Lake Rukwa is an endorheic lake located in the Rukwa Valley of Rukwa Region, Songwe Region and Katavi Region in southwestern Tanzania. The lake is the third largest inland body of water in the country.

== Geography ==
The alkaline Lake Rukwa lies midway between Lake Tanganyika and Lake Malawi at an elevation of about 800 m, in a parallel branch of the rift system. Almost half of the lake lies in Uwanda Game Reserve.

== Hydrology ==
The lake has seen large fluctuations in its size over the years, due to varying inflow of streams. Currently it is about 180 km long and averages about 32 km wide, making it about 5760 km2 in size. In 1929 it was only about 48 km long, but in 1939 it was about 128 km long and 40 km wide. During the early rifting of this part of Africa, the basin of Lake Rukwa may at times have been part of a much larger basin which also included the basins of Lake Tanganyika with Lake Malawi; ancient shorelines suggest a final date of overflow into Lake Tanganyika of 33,000 BP. For overflow to occur again, the lake's elevation would need to exceed 900 meters. Overflow into Lake Malawi is not possible now, since the pass between the two basin stands at over 2000 meters elevation. (Neither Lake Tanganyika nor Lake Malawi can overflow into Lake Rukwa since they already overflow into the Atlantic and Indian Oceans respectively.)

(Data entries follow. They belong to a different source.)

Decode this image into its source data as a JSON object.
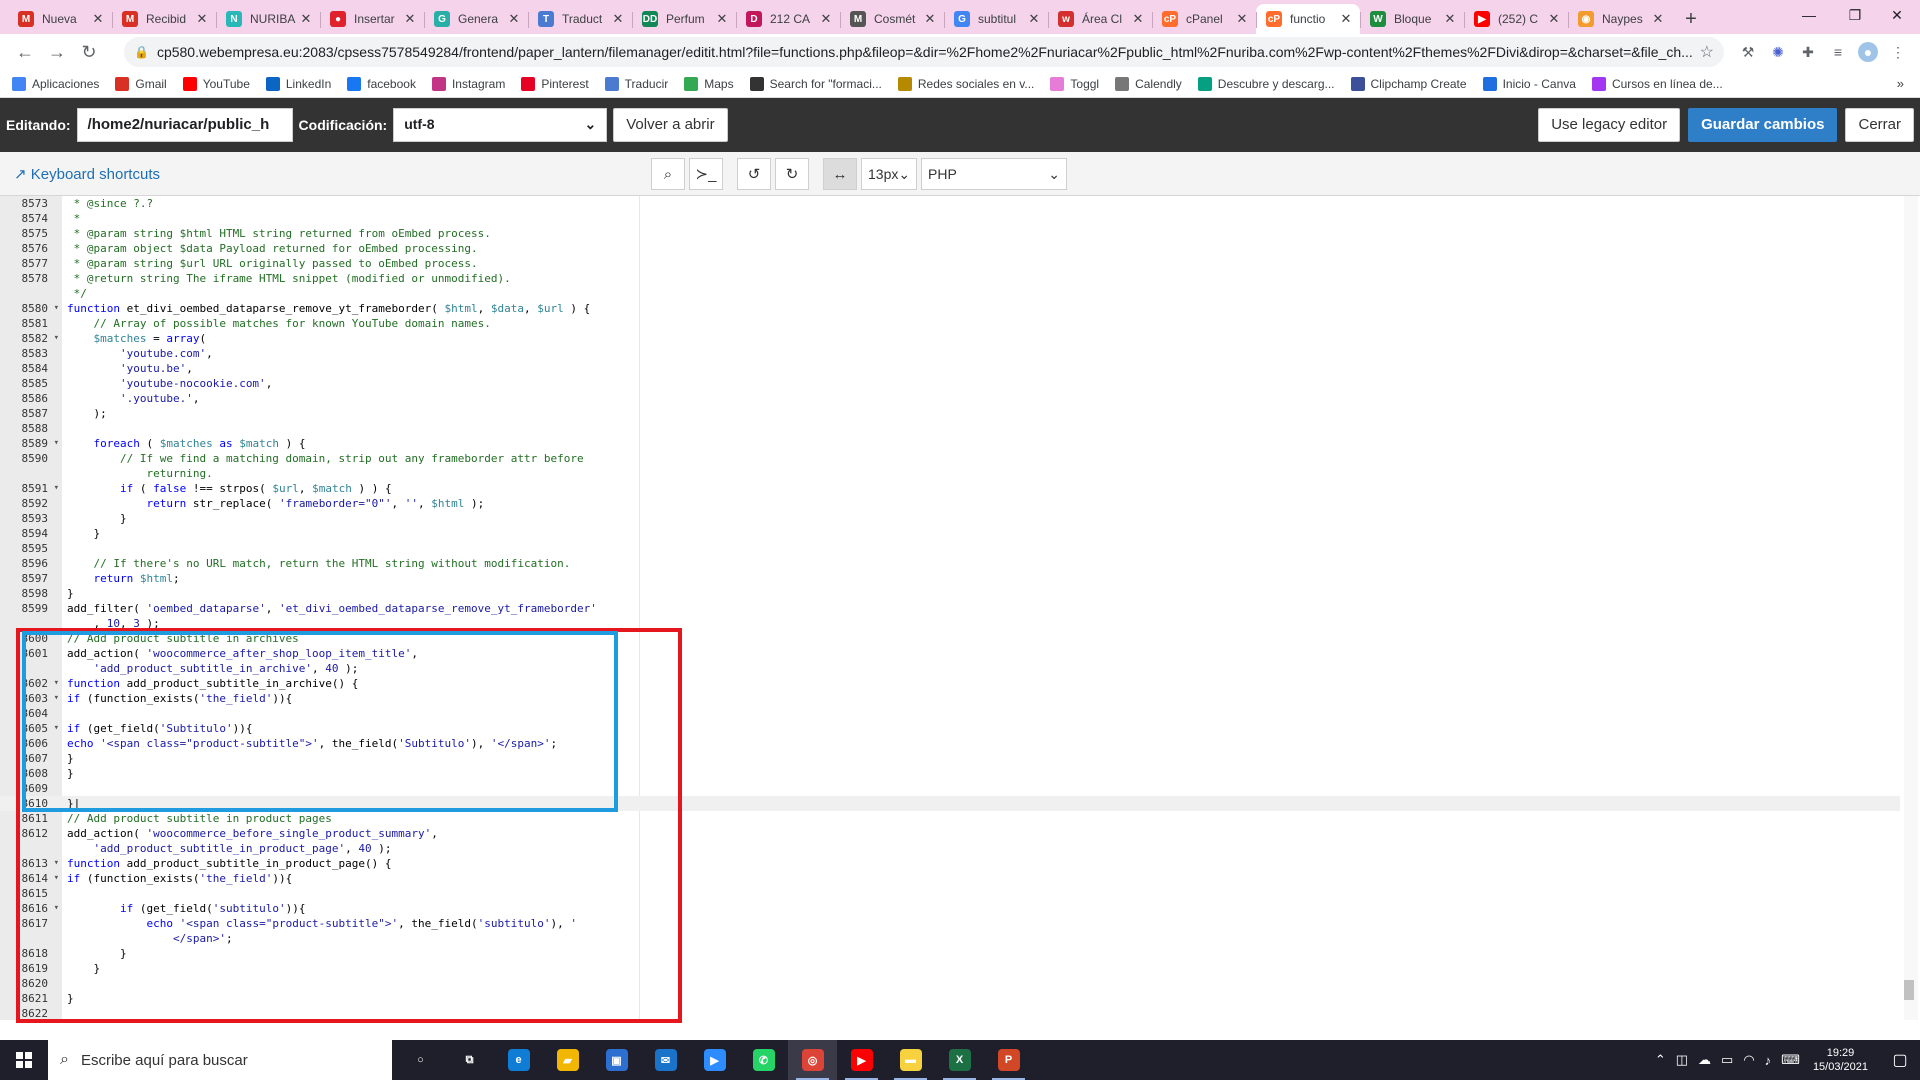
{
  "browser": {
    "tabs": [
      {
        "label": "Nueva",
        "icon": "gmail-icon",
        "color": "#d93025",
        "glyph": "M"
      },
      {
        "label": "Recibid",
        "icon": "gmail-icon",
        "color": "#d93025",
        "glyph": "M"
      },
      {
        "label": "NURIBA",
        "icon": "nuriba-icon",
        "color": "#2ab7b7",
        "glyph": "N"
      },
      {
        "label": "Insertar",
        "icon": "red-circle-icon",
        "color": "#e0222c",
        "glyph": "●"
      },
      {
        "label": "Genera",
        "icon": "teal-swirl-icon",
        "color": "#28b0a6",
        "glyph": "G"
      },
      {
        "label": "Traduct",
        "icon": "translate-icon",
        "color": "#4a7bd0",
        "glyph": "T"
      },
      {
        "label": "Perfum",
        "icon": "dd-icon",
        "color": "#118856",
        "glyph": "DD"
      },
      {
        "label": "212 CA",
        "icon": "d-icon",
        "color": "#c2185b",
        "glyph": "D"
      },
      {
        "label": "Cosmét",
        "icon": "gmail-icon",
        "color": "#555555",
        "glyph": "M"
      },
      {
        "label": "subtitul",
        "icon": "google-icon",
        "color": "#4285f4",
        "glyph": "G"
      },
      {
        "label": "Área Cl",
        "icon": "webempresa-icon",
        "color": "#d32f2f",
        "glyph": "w"
      },
      {
        "label": "cPanel",
        "icon": "cpanel-icon",
        "color": "#ff6c2c",
        "glyph": "cP"
      },
      {
        "label": "functio",
        "icon": "cpanel-icon",
        "color": "#ff6c2c",
        "glyph": "cP"
      },
      {
        "label": "Bloque",
        "icon": "wordpress-icon",
        "color": "#1e8e3e",
        "glyph": "W"
      },
      {
        "label": "(252) C",
        "icon": "youtube-icon",
        "color": "#ff0000",
        "glyph": "▶"
      },
      {
        "label": "Naypes",
        "icon": "orange-icon",
        "color": "#f29b2f",
        "glyph": "◉"
      }
    ],
    "active_tab_index": 12,
    "url": "cp580.webempresa.eu:2083/cpsess7578549284/frontend/paper_lantern/filemanager/editit.html?file=functions.php&fileop=&dir=%2Fhome2%2Fnuriacar%2Fpublic_html%2Fnuriba.com%2Fwp-content%2Fthemes%2FDivi&dirop=&charset=&file_ch...",
    "bookmarks": [
      {
        "label": "Aplicaciones",
        "icon": "apps-grid-icon",
        "color": "#4285f4"
      },
      {
        "label": "Gmail",
        "icon": "gmail-icon",
        "color": "#d93025"
      },
      {
        "label": "YouTube",
        "icon": "youtube-icon",
        "color": "#ff0000"
      },
      {
        "label": "LinkedIn",
        "icon": "linkedin-icon",
        "color": "#0a66c2"
      },
      {
        "label": "facebook",
        "icon": "facebook-icon",
        "color": "#1877f2"
      },
      {
        "label": "Instagram",
        "icon": "instagram-icon",
        "color": "#c13584"
      },
      {
        "label": "Pinterest",
        "icon": "pinterest-icon",
        "color": "#e60023"
      },
      {
        "label": "Traducir",
        "icon": "translate-icon",
        "color": "#4a7bd0"
      },
      {
        "label": "Maps",
        "icon": "maps-icon",
        "color": "#34a853"
      },
      {
        "label": "Search for \"formaci...",
        "icon": "globe-icon",
        "color": "#333333"
      },
      {
        "label": "Redes sociales en v...",
        "icon": "redes-icon",
        "color": "#b58900"
      },
      {
        "label": "Toggl",
        "icon": "toggl-icon",
        "color": "#e57cd8"
      },
      {
        "label": "Calendly",
        "icon": "calendly-icon",
        "color": "#777777"
      },
      {
        "label": "Descubre y descarg...",
        "icon": "px-icon",
        "color": "#05a081"
      },
      {
        "label": "Clipchamp Create",
        "icon": "clipchamp-icon",
        "color": "#3c4f9a"
      },
      {
        "label": "Inicio - Canva",
        "icon": "canva-icon",
        "color": "#1f6fe0"
      },
      {
        "label": "Cursos en línea de...",
        "icon": "udemy-icon",
        "color": "#a435f0"
      }
    ]
  },
  "editor": {
    "editing_label": "Editando:",
    "path_value": "/home2/nuriacar/public_h",
    "encoding_label": "Codificación:",
    "encoding_value": "utf-8",
    "reopen_button": "Volver a abrir",
    "legacy_button": "Use legacy editor",
    "save_button": "Guardar cambios",
    "close_button": "Cerrar",
    "keyboard_shortcuts": "Keyboard shortcuts",
    "font_size": "13px",
    "mode": "PHP",
    "colors": {
      "accent": "#2f7fc8",
      "highlight_red": "#e5161d",
      "highlight_blue": "#1f9be0"
    }
  },
  "code_lines": [
    {
      "n": "8573",
      "fold": false,
      "html": "<span class='c-cm'> * @since ?.?</span>"
    },
    {
      "n": "8574",
      "fold": false,
      "html": "<span class='c-cm'> *</span>"
    },
    {
      "n": "8575",
      "fold": false,
      "html": "<span class='c-cm'> * @param string $html HTML string returned from oEmbed process.</span>"
    },
    {
      "n": "8576",
      "fold": false,
      "html": "<span class='c-cm'> * @param object $data Payload returned for oEmbed processing.</span>"
    },
    {
      "n": "8577",
      "fold": false,
      "html": "<span class='c-cm'> * @param string $url URL originally passed to oEmbed process.</span>"
    },
    {
      "n": "8578",
      "fold": false,
      "html": "<span class='c-cm'> * @return string The iframe HTML snippet (modified or unmodified).</span>"
    },
    {
      "n": "",
      "fold": false,
      "html": "<span class='c-cm'> */</span>"
    },
    {
      "n": "8580",
      "fold": true,
      "html": "<span class='c-kw'>function</span> et_divi_oembed_dataparse_remove_yt_frameborder( <span class='c-vr'>$html</span>, <span class='c-vr'>$data</span>, <span class='c-vr'>$url</span> ) {"
    },
    {
      "n": "8581",
      "fold": false,
      "html": "    <span class='c-cm'>// Array of possible matches for known YouTube domain names.</span>"
    },
    {
      "n": "8582",
      "fold": true,
      "html": "    <span class='c-vr'>$matches</span> = <span class='c-kw'>array</span>("
    },
    {
      "n": "8583",
      "fold": false,
      "html": "        <span class='c-st'>'youtube.com'</span>,"
    },
    {
      "n": "8584",
      "fold": false,
      "html": "        <span class='c-st'>'youtu.be'</span>,"
    },
    {
      "n": "8585",
      "fold": false,
      "html": "        <span class='c-st'>'youtube-nocookie.com'</span>,"
    },
    {
      "n": "8586",
      "fold": false,
      "html": "        <span class='c-st'>'.youtube.'</span>,"
    },
    {
      "n": "8587",
      "fold": false,
      "html": "    );"
    },
    {
      "n": "8588",
      "fold": false,
      "html": ""
    },
    {
      "n": "8589",
      "fold": true,
      "html": "    <span class='c-kw'>foreach</span> ( <span class='c-vr'>$matches</span> <span class='c-kw'>as</span> <span class='c-vr'>$match</span> ) {"
    },
    {
      "n": "8590",
      "fold": false,
      "html": "        <span class='c-cm'>// If we find a matching domain, strip out any frameborder attr before</span>"
    },
    {
      "n": "",
      "fold": false,
      "html": "<span class='c-cm'>            returning.</span>"
    },
    {
      "n": "8591",
      "fold": true,
      "html": "        <span class='c-kw'>if</span> ( <span class='c-kw'>false</span> !== strpos( <span class='c-vr'>$url</span>, <span class='c-vr'>$match</span> ) ) {"
    },
    {
      "n": "8592",
      "fold": false,
      "html": "            <span class='c-kw'>return</span> str_replace( <span class='c-st'>'frameborder=\"0\"'</span>, <span class='c-st'>''</span>, <span class='c-vr'>$html</span> );"
    },
    {
      "n": "8593",
      "fold": false,
      "html": "        }"
    },
    {
      "n": "8594",
      "fold": false,
      "html": "    }"
    },
    {
      "n": "8595",
      "fold": false,
      "html": ""
    },
    {
      "n": "8596",
      "fold": false,
      "html": "    <span class='c-cm'>// If there's no URL match, return the HTML string without modification.</span>"
    },
    {
      "n": "8597",
      "fold": false,
      "html": "    <span class='c-kw'>return</span> <span class='c-vr'>$html</span>;"
    },
    {
      "n": "8598",
      "fold": false,
      "html": "}"
    },
    {
      "n": "8599",
      "fold": false,
      "html": "add_filter( <span class='c-st'>'oembed_dataparse'</span>, <span class='c-st'>'et_divi_oembed_dataparse_remove_yt_frameborder'</span>"
    },
    {
      "n": "",
      "fold": false,
      "html": "    , <span class='c-st'>10</span>, <span class='c-st'>3</span> );"
    },
    {
      "n": "8600",
      "fold": false,
      "html": "<span class='c-cm'>// Add product subtitle in archives</span>"
    },
    {
      "n": "8601",
      "fold": false,
      "html": "add_action( <span class='c-st'>'woocommerce_after_shop_loop_item_title'</span>,"
    },
    {
      "n": "",
      "fold": false,
      "html": "    <span class='c-st'>'add_product_subtitle_in_archive'</span>, <span class='c-st'>40</span> );"
    },
    {
      "n": "8602",
      "fold": true,
      "html": "<span class='c-kw'>function</span> add_product_subtitle_in_archive() {"
    },
    {
      "n": "8603",
      "fold": true,
      "html": "<span class='c-kw'>if</span> (function_exists(<span class='c-st'>'the_field'</span>)){"
    },
    {
      "n": "8604",
      "fold": false,
      "html": ""
    },
    {
      "n": "8605",
      "fold": true,
      "html": "<span class='c-kw'>if</span> (get_field(<span class='c-st'>'Subtitulo'</span>)){"
    },
    {
      "n": "8606",
      "fold": false,
      "html": "<span class='c-kw'>echo</span> <span class='c-st'>'&lt;span class=\"product-subtitle\"&gt;'</span>, the_field(<span class='c-st'>'Subtitulo'</span>), <span class='c-st'>'&lt;/span&gt;'</span>;"
    },
    {
      "n": "8607",
      "fold": false,
      "html": "}"
    },
    {
      "n": "8608",
      "fold": false,
      "html": "}"
    },
    {
      "n": "8609",
      "fold": false,
      "html": ""
    },
    {
      "n": "8610",
      "fold": false,
      "cursor": true,
      "html": "}|"
    },
    {
      "n": "8611",
      "fold": false,
      "html": "<span class='c-cm'>// Add product subtitle in product pages</span>"
    },
    {
      "n": "8612",
      "fold": false,
      "html": "add_action( <span class='c-st'>'woocommerce_before_single_product_summary'</span>,"
    },
    {
      "n": "",
      "fold": false,
      "html": "    <span class='c-st'>'add_product_subtitle_in_product_page'</span>, <span class='c-st'>40</span> );"
    },
    {
      "n": "8613",
      "fold": true,
      "html": "<span class='c-kw'>function</span> add_product_subtitle_in_product_page() {"
    },
    {
      "n": "8614",
      "fold": true,
      "html": "<span class='c-kw'>if</span> (function_exists(<span class='c-st'>'the_field'</span>)){"
    },
    {
      "n": "8615",
      "fold": false,
      "html": ""
    },
    {
      "n": "8616",
      "fold": true,
      "html": "        <span class='c-kw'>if</span> (get_field(<span class='c-st'>'subtitulo'</span>)){"
    },
    {
      "n": "8617",
      "fold": false,
      "html": "            <span class='c-kw'>echo</span> <span class='c-st'>'&lt;span class=\"product-subtitle\"&gt;'</span>, the_field(<span class='c-st'>'subtitulo'</span>), <span class='c-st'>'</span>"
    },
    {
      "n": "",
      "fold": false,
      "html": "<span class='c-st'>                &lt;/span&gt;'</span>;"
    },
    {
      "n": "8618",
      "fold": false,
      "html": "        }"
    },
    {
      "n": "8619",
      "fold": false,
      "html": "    }"
    },
    {
      "n": "8620",
      "fold": false,
      "html": ""
    },
    {
      "n": "8621",
      "fold": false,
      "html": "}"
    },
    {
      "n": "8622",
      "fold": false,
      "html": ""
    }
  ],
  "taskbar": {
    "search_placeholder": "Escribe aquí para buscar",
    "apps": [
      {
        "icon": "cortana-icon",
        "color": "#1f1f2b",
        "glyph": "○",
        "run": false
      },
      {
        "icon": "task-view-icon",
        "color": "#1f1f2b",
        "glyph": "⧉",
        "run": false
      },
      {
        "icon": "edge-icon",
        "color": "#0f7dd6",
        "glyph": "e",
        "run": false
      },
      {
        "icon": "file-explorer-icon",
        "color": "#f2b705",
        "glyph": "▰",
        "run": false
      },
      {
        "icon": "store-icon",
        "color": "#2d6fd1",
        "glyph": "▣",
        "run": false
      },
      {
        "icon": "mail-icon",
        "color": "#1a73c9",
        "glyph": "✉",
        "run": false
      },
      {
        "icon": "zoom-icon",
        "color": "#2d8cff",
        "glyph": "▶",
        "run": false
      },
      {
        "icon": "whatsapp-icon",
        "color": "#25d366",
        "glyph": "✆",
        "run": false
      },
      {
        "icon": "chrome-icon",
        "color": "#db4437",
        "glyph": "◎",
        "run": true,
        "active": true
      },
      {
        "icon": "youtube-music-icon",
        "color": "#ff0000",
        "glyph": "▶",
        "run": true
      },
      {
        "icon": "sticky-notes-icon",
        "color": "#f7d23e",
        "glyph": "▬",
        "run": true
      },
      {
        "icon": "excel-icon",
        "color": "#1d7044",
        "glyph": "X",
        "run": true
      },
      {
        "icon": "powerpoint-icon",
        "color": "#d24726",
        "glyph": "P",
        "run": true
      }
    ],
    "time": "19:29",
    "date": "15/03/2021"
  }
}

There is an accumulation of heavy metals like zinc, mercury, copper, lead, chromium, and nickel in sediment, water, and the muscle tissues of Clarias gariepinus (African catfish) and Oreochromis esculentus (Singida tilapia) in Lake Rukwa.

==Helium discovery==
In 2016, an estimated 1.53 billion cubic meters (54.2 billion standard cubic feet) volume of helium gas was discovered in Lake Rukwa worth $3.5 billion.